The hidden hand of Batman’s modern masters.
There are four great multipart stories that serve as the underpinnings of today’s Batman: Three of them, in chronological order, are Denny O’Neil and Neal Adams’ first Ra’s al Ghul saga; Frank Miller’s The Dark Knight Returns; and Miller and David Mazzucchelli’s Batman: Year One.
The fourth is Steve Englehart and Marshall Rogers’ late ’70s Detective Comics run that culminated in The Laughing Fish. Throw in the seminal one-parter The Joker’s Five-Way Revenge by O’Neil and Adams in Batman #251 and you’ve got yourself one helluva Bat-library.
Bruce Timm and the crew at Batman: The Animated Series, which is celebrating its 25th anniversary this fall, understood that and they went to those wells repeatedly for story ideas.
One of those standout episodes was The Laughing Fish, written by Paul Dini and directed by Timm himself. It adapted Englehart and Rogers’ classic and wove it into the climax from Batman #251. It’s one of the Animated Series’ high points, which is saying something when you’re talking about a show that completely remade the comic-book cartoon landscape.
Diamond Select has capitalized on the popularity of the episode with a PVC statue that offers callbacks not just to Timm and Dini’s episode, but to the work of O’Neil, Adams, Englehart and Rogers.
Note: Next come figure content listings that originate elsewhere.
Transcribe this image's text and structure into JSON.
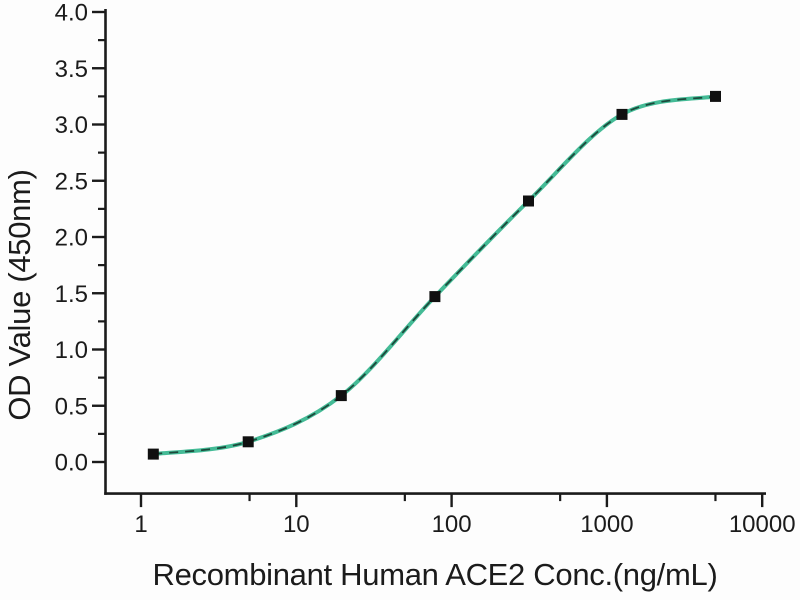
{
  "chart_data": {
    "type": "scatter",
    "title": "",
    "xlabel": "Recombinant Human ACE2 Conc.(ng/mL)",
    "ylabel": "OD Value (450nm)",
    "x_scale": "log10",
    "xlim": [
      1,
      10000
    ],
    "ylim": [
      0.0,
      4.0
    ],
    "grid": "off",
    "legend": "none",
    "series": [
      {
        "name": "Recombinant Human ACE2",
        "x": [
          1.2,
          4.9,
          19.5,
          78.1,
          312.5,
          1250,
          5000
        ],
        "y": [
          0.07,
          0.18,
          0.59,
          1.47,
          2.32,
          3.09,
          3.25
        ],
        "marker": "black-square",
        "fit_curve": "4PL sigmoid through points"
      }
    ],
    "x_major_ticks": [
      {
        "value": 1,
        "label": "1"
      },
      {
        "value": 10,
        "label": "10"
      },
      {
        "value": 100,
        "label": "100"
      },
      {
        "value": 1000,
        "label": "1000"
      },
      {
        "value": 10000,
        "label": "10000"
      }
    ],
    "x_minor_ticks": [
      5,
      50,
      500,
      5000
    ],
    "y_major_ticks": [
      {
        "value": 0.0,
        "label": "0.0"
      },
      {
        "value": 0.5,
        "label": "0.5"
      },
      {
        "value": 1.0,
        "label": "1.0"
      },
      {
        "value": 1.5,
        "label": "1.5"
      },
      {
        "value": 2.0,
        "label": "2.0"
      },
      {
        "value": 2.5,
        "label": "2.5"
      },
      {
        "value": 3.0,
        "label": "3.0"
      },
      {
        "value": 3.5,
        "label": "3.5"
      },
      {
        "value": 4.0,
        "label": "4.0"
      }
    ],
    "y_minor_ticks": [
      0.25,
      0.75,
      1.25,
      1.75,
      2.25,
      2.75,
      3.25,
      3.75
    ],
    "colors": {
      "axis": "#1b1b1b",
      "marker": "#101010",
      "curve": "#44bb96",
      "curve_dash": "#15352b",
      "background": "#fdfdfd"
    }
  }
}
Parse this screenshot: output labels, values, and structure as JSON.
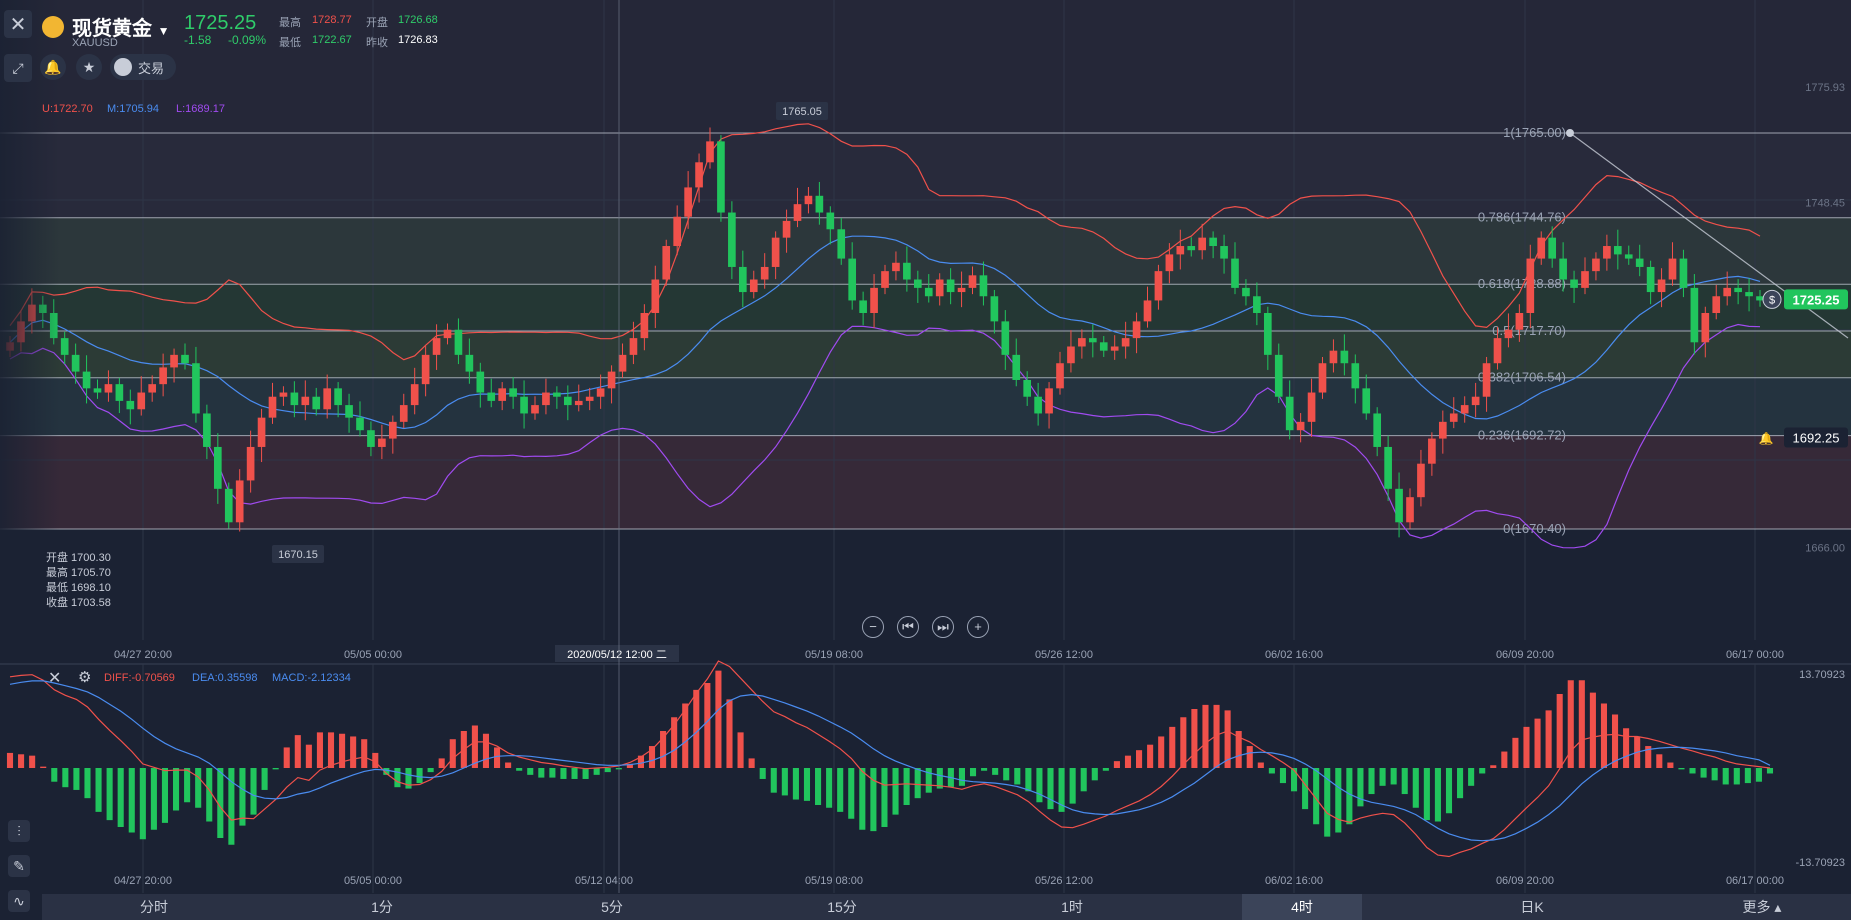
{
  "header": {
    "title": "现货黄金",
    "symbol": "XAUUSD",
    "last_price": "1725.25",
    "change": "-1.58",
    "change_pct": "-0.09%",
    "high_label": "最高",
    "high_value": "1728.77",
    "low_label": "最低",
    "low_value": "1722.67",
    "open_label": "开盘",
    "open_value": "1726.68",
    "prev_close_label": "昨收",
    "prev_close_value": "1726.83",
    "trade_label": "交易"
  },
  "bollinger_legend": {
    "u": "U:1722.70",
    "m": "M:1705.94",
    "l": "L:1689.17"
  },
  "ohlc_box": {
    "open": "开盘 1700.30",
    "high": "最高 1705.70",
    "low": "最低 1698.10",
    "close": "收盘 1703.58"
  },
  "macd_legend": {
    "diff": "DIFF:-0.70569",
    "dea": "DEA:0.35598",
    "macd": "MACD:-2.12334"
  },
  "tabs": [
    "分时",
    "1分",
    "5分",
    "15分",
    "1时",
    "4时",
    "日K",
    "更多"
  ],
  "active_tab": "4时",
  "colors": {
    "up": "#f0514b",
    "down": "#21c55d",
    "upper_band": "#f0514b",
    "mid_band": "#4a8cf0",
    "lower_band": "#a04bf0",
    "price_tag": "#21c55d"
  },
  "chart_data": {
    "type": "candlestick",
    "price_axis": {
      "ylim": [
        1660,
        1778
      ],
      "ticks": [
        "1775.93",
        "1748.45",
        "1666.00"
      ]
    },
    "x_ticks": [
      "04/27 20:00",
      "05/05 00:00",
      "05/19 08:00",
      "05/26 12:00",
      "06/02 16:00",
      "06/09 20:00",
      "06/17 00:00"
    ],
    "macd_x_ticks": [
      "04/27 20:00",
      "05/05 00:00",
      "05/12 04:00",
      "05/19 08:00",
      "05/26 12:00",
      "06/02 16:00",
      "06/09 20:00",
      "06/17 00:00"
    ],
    "crosshair_time": "2020/05/12 12:00 二",
    "fibonacci": [
      {
        "label": "1(1765.00)",
        "value": 1765.0
      },
      {
        "label": "0.786(1744.76)",
        "value": 1744.76
      },
      {
        "label": "0.618(1728.88)",
        "value": 1728.88
      },
      {
        "label": "0.5(1717.70)",
        "value": 1717.7
      },
      {
        "label": "0.382(1706.54)",
        "value": 1706.54
      },
      {
        "label": "0.236(1692.72)",
        "value": 1692.72
      },
      {
        "label": "0(1670.40)",
        "value": 1670.4
      }
    ],
    "annotations": {
      "high_label": "1765.05",
      "low_label": "1670.15",
      "last_price_tag": "1725.25",
      "alert_price_tag": "1692.25"
    },
    "close": [
      1715,
      1720,
      1724,
      1722,
      1716,
      1712,
      1708,
      1704,
      1703,
      1705,
      1701,
      1699,
      1703,
      1705,
      1709,
      1712,
      1710,
      1698,
      1690,
      1680,
      1672,
      1682,
      1690,
      1697,
      1702,
      1703,
      1700,
      1702,
      1699,
      1704,
      1700,
      1697,
      1694,
      1690,
      1692,
      1696,
      1700,
      1705,
      1712,
      1716,
      1718,
      1712,
      1708,
      1703,
      1701,
      1704,
      1702,
      1698,
      1700,
      1703,
      1702,
      1700,
      1701,
      1702,
      1704,
      1708,
      1712,
      1716,
      1722,
      1730,
      1738,
      1745,
      1752,
      1758,
      1763,
      1746,
      1733,
      1727,
      1730,
      1733,
      1740,
      1744,
      1748,
      1750,
      1746,
      1742,
      1735,
      1725,
      1722,
      1728,
      1732,
      1734,
      1730,
      1728,
      1726,
      1730,
      1727,
      1728,
      1731,
      1726,
      1720,
      1712,
      1706,
      1702,
      1698,
      1704,
      1710,
      1714,
      1716,
      1715,
      1713,
      1714,
      1716,
      1720,
      1725,
      1732,
      1736,
      1738,
      1737,
      1740,
      1738,
      1735,
      1728,
      1726,
      1722,
      1712,
      1702,
      1694,
      1696,
      1703,
      1710,
      1713,
      1710,
      1704,
      1698,
      1690,
      1680,
      1672,
      1678,
      1686,
      1692,
      1696,
      1698,
      1700,
      1702,
      1710,
      1716,
      1718,
      1722,
      1735,
      1740,
      1735,
      1730,
      1728,
      1732,
      1735,
      1738,
      1736,
      1735,
      1733,
      1727,
      1730,
      1735,
      1728,
      1715,
      1722,
      1726,
      1728,
      1727,
      1726,
      1725
    ],
    "diff": [
      13.3,
      13.5,
      13.6,
      12.8,
      11.4,
      10.6,
      10.0,
      8.9,
      7.1,
      5.5,
      4.0,
      2.4,
      0.6,
      0.1,
      -0.4,
      -0.3,
      -0.3,
      -1.3,
      -3.2,
      -5.7,
      -7.6,
      -7.3,
      -7.4,
      -6.0,
      -4.6,
      -2.8,
      -1.4,
      -1.8,
      -0.3,
      0.4,
      0.9,
      1.3,
      1.6,
      0.9,
      -0.8,
      -2.0,
      -2.5,
      -2.4,
      -1.7,
      -0.5,
      1.4,
      2.7,
      3.8,
      3.8,
      3.2,
      2.2,
      1.6,
      1.2,
      0.8,
      0.6,
      0.3,
      0.1,
      -0.1,
      -0.0,
      0.1,
      0.3,
      0.8,
      1.6,
      2.7,
      4.4,
      6.3,
      8.5,
      10.9,
      13.0,
      15.6,
      14.8,
      13.1,
      11.4,
      9.7,
      8.2,
      7.5,
      6.6,
      5.9,
      4.9,
      3.9,
      2.8,
      1.4,
      -0.5,
      -1.8,
      -2.5,
      -2.4,
      -2.3,
      -2.4,
      -2.5,
      -2.6,
      -2.8,
      -3.1,
      -2.6,
      -2.3,
      -2.7,
      -3.3,
      -3.9,
      -4.9,
      -6.3,
      -7.6,
      -8.6,
      -8.7,
      -8.2,
      -7.6,
      -7.0,
      -6.2,
      -5.5,
      -4.8,
      -3.9,
      -2.7,
      -1.2,
      0.5,
      2.1,
      3.6,
      4.8,
      5.4,
      4.5,
      3.8,
      2.7,
      1.8,
      0.8,
      -0.3,
      -2.4,
      -4.5,
      -6.6,
      -7.5,
      -7.9,
      -7.3,
      -6.9,
      -6.6,
      -6.8,
      -8.0,
      -9.7,
      -11.6,
      -12.7,
      -12.9,
      -12.3,
      -11.8,
      -11.0,
      -10.3,
      -9.0,
      -7.4,
      -5.8,
      -4.3,
      -2.6,
      -0.1,
      2.5,
      4.1,
      4.5,
      4.8,
      4.9,
      4.6,
      4.6,
      4.3,
      3.9,
      3.4,
      2.9,
      2.5,
      2.0,
      1.6,
      1.0,
      0.6,
      0.4,
      0.2,
      0.0
    ],
    "dea": [
      12.2,
      12.5,
      12.7,
      12.7,
      12.4,
      12.0,
      11.6,
      11.1,
      10.3,
      9.3,
      8.3,
      7.1,
      5.8,
      4.6,
      3.6,
      2.8,
      2.2,
      1.6,
      0.7,
      -0.6,
      -2.0,
      -3.1,
      -4.0,
      -4.4,
      -4.5,
      -4.3,
      -3.8,
      -3.5,
      -2.9,
      -2.2,
      -1.6,
      -1.0,
      -0.5,
      -0.2,
      -0.3,
      -0.6,
      -1.0,
      -1.3,
      -1.4,
      -1.2,
      -0.7,
      -0.0,
      0.7,
      1.3,
      1.7,
      1.8,
      1.8,
      1.7,
      1.5,
      1.3,
      1.1,
      0.9,
      0.7,
      0.5,
      0.4,
      0.4,
      0.5,
      0.7,
      1.1,
      1.7,
      2.6,
      3.8,
      5.2,
      6.8,
      8.5,
      9.8,
      10.5,
      10.7,
      10.5,
      10.0,
      9.5,
      8.9,
      8.3,
      7.6,
      6.8,
      6.0,
      5.1,
      4.0,
      2.8,
      1.8,
      1.0,
      0.4,
      -0.2,
      -0.7,
      -1.1,
      -1.4,
      -1.8,
      -2.0,
      -2.1,
      -2.2,
      -2.4,
      -2.7,
      -3.2,
      -3.8,
      -4.6,
      -5.4,
      -6.1,
      -6.5,
      -6.7,
      -6.8,
      -6.7,
      -6.4,
      -6.1,
      -5.6,
      -5.0,
      -4.2,
      -3.2,
      -2.2,
      -1.0,
      0.2,
      1.2,
      1.8,
      2.2,
      2.3,
      2.2,
      1.9,
      1.4,
      0.6,
      -0.4,
      -1.6,
      -2.8,
      -3.8,
      -4.5,
      -5.0,
      -5.3,
      -5.6,
      -6.1,
      -6.8,
      -7.8,
      -8.8,
      -9.6,
      -10.1,
      -10.5,
      -10.6,
      -10.5,
      -10.2,
      -9.6,
      -8.8,
      -7.9,
      -6.8,
      -5.5,
      -3.9,
      -2.3,
      -1.0,
      0.1,
      1.0,
      1.7,
      2.3,
      2.7,
      2.9,
      3.0,
      3.0,
      2.9,
      2.7,
      2.5,
      2.2,
      1.8,
      1.5,
      1.2,
      0.4
    ],
    "macd_axis": {
      "top_label": "13.70923",
      "bottom_label": "-13.70923",
      "ylim": [
        -13.70923,
        13.70923
      ]
    }
  }
}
The 9-inch statue, which lists for $45, has the Joker momentarily triumphant, dangling a Joker fish (which you have to place in his hand when you set it up) with a leer that taunts the viewer. The statue may have been designed by Barry Bradfield and sculpted by Sam Greenwell — who did an outstanding job — based on Timm’s design, but this is Englehart and Rogers all the way.
But this is not just a Joker statue. Batman makes a cameo at his feet, trapped in the aquarium where a hungry shark awaits — a sequence right out of Adams and O’Neil’s Batman #251.
So when I look at this statue, I don’t just see the brilliant work of Timm and Dini, I see O’Neil, Adams, Englehart and Rogers too — making this a fitting testament to the last 45 years or so of Batman lore.